Place

Jaw Point

Rounding Jaw Point offers a jaw-dropping view of Johns Hopkins Glacier in the distance.
Rounding Jaw Point offers a jaw-dropping view of Johns Hopkins Glacier.

NPS Photo / S. Tevebaugh

Why is this place called Jaw Point? The true story has been lost, but this spot is special for a jaw-dropping number of reasons:

The view of Johns Hopkins Glacier

On a clear day, this spot unveils one of the most stunning vistas in the park, Johns Hopkins Glacier surrounded by peaks of the Fairweather Mountains. In this narrow inlet, majestic mountains rise tall, glaciers tumble to the sea, and icebergs dot the waters. It’s magnificent.

The geology

From Jaw Point you can practically see the geographic creation of Alaska, a landscape driven by immense energies. This is a result of the area's position astride the active collision zone between the North American and Pacific plates. This major plate boundary, the Fairweather-Queen Charlotte Fault system cuts across Glacier Bay's western edge. For over 50 million years, the Pacific Plate and Yakutat Microplate have been moving northwest along this fault boundary and plowing obliquely into the North American Plate at about the speed your fingernails grow, or about 50 millimeters per year.Generally, during this collision, the Pacific plate has been forced under the North America plate, but occasional “bits” such as island arcs, pieces of sea floor, fragments of continental margin have been scraped off one plate or the other, shattered, and smeared along the leading edge of North American plate. These geologic bits are called “terranes.” Four such terranes have accumulated in a largely northwest-southeast pattern to form the Glacier Bay region. At Jaw Point you can see several kinds of rocks in close proximity, the “suture zone” where two terranes met.

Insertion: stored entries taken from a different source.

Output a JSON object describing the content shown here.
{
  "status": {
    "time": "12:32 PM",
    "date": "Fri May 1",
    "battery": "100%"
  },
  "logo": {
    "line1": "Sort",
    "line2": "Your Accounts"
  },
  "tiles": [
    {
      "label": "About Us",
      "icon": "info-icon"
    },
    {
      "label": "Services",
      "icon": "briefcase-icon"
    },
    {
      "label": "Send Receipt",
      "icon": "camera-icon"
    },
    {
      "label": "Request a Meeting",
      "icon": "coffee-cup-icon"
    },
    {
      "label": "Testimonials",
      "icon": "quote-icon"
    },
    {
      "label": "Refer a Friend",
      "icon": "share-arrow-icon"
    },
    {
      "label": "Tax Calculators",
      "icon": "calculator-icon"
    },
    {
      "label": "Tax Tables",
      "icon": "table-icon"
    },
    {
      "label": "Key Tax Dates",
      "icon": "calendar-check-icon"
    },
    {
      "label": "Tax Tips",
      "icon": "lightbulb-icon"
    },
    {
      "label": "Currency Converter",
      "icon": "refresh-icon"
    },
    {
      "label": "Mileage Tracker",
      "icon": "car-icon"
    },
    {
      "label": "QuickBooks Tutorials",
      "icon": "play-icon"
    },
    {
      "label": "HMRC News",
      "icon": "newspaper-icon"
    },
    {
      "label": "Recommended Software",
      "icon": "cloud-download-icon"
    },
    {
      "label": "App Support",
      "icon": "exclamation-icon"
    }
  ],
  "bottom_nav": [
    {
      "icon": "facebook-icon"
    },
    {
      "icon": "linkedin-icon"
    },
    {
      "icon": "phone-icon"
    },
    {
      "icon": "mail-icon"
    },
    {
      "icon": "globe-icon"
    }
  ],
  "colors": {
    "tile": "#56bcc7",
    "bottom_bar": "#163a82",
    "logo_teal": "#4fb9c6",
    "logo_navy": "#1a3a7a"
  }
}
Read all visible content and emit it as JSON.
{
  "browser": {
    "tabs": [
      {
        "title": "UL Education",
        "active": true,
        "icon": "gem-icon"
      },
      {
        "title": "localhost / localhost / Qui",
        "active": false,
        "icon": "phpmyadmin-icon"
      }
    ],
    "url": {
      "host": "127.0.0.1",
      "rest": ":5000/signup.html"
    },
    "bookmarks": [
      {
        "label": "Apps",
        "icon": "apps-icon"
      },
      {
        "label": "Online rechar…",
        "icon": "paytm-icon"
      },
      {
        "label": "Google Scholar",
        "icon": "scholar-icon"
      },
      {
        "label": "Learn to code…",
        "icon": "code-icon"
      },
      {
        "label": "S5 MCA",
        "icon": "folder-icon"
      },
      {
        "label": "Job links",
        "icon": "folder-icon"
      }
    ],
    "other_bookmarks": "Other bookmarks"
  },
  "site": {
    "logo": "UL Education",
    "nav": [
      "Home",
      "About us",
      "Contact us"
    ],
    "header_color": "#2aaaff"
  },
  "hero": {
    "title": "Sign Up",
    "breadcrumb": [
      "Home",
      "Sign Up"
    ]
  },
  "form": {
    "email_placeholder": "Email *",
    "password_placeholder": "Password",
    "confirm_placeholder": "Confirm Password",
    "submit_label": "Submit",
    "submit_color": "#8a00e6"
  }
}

Harbor Seal Nursery Entrance

Harbor seals haul out on the ice bergs in front of Johns Hopkins Glacier to give birth and nurse pups. These icy platforms are a safe perch for mothers to raise their young. If boats traveled among the ice bergs and scared the seals, mothers and pups could be separated. To protect harbor seals, all vessels, from kayaks to cruise ships, travel no further than Jaw Point until after the pups are weaned in mid-summer. Jaw Point is a memorable spot for Glacier Bay visitors, whether they come for the geology, the views, the wildlife, or all three.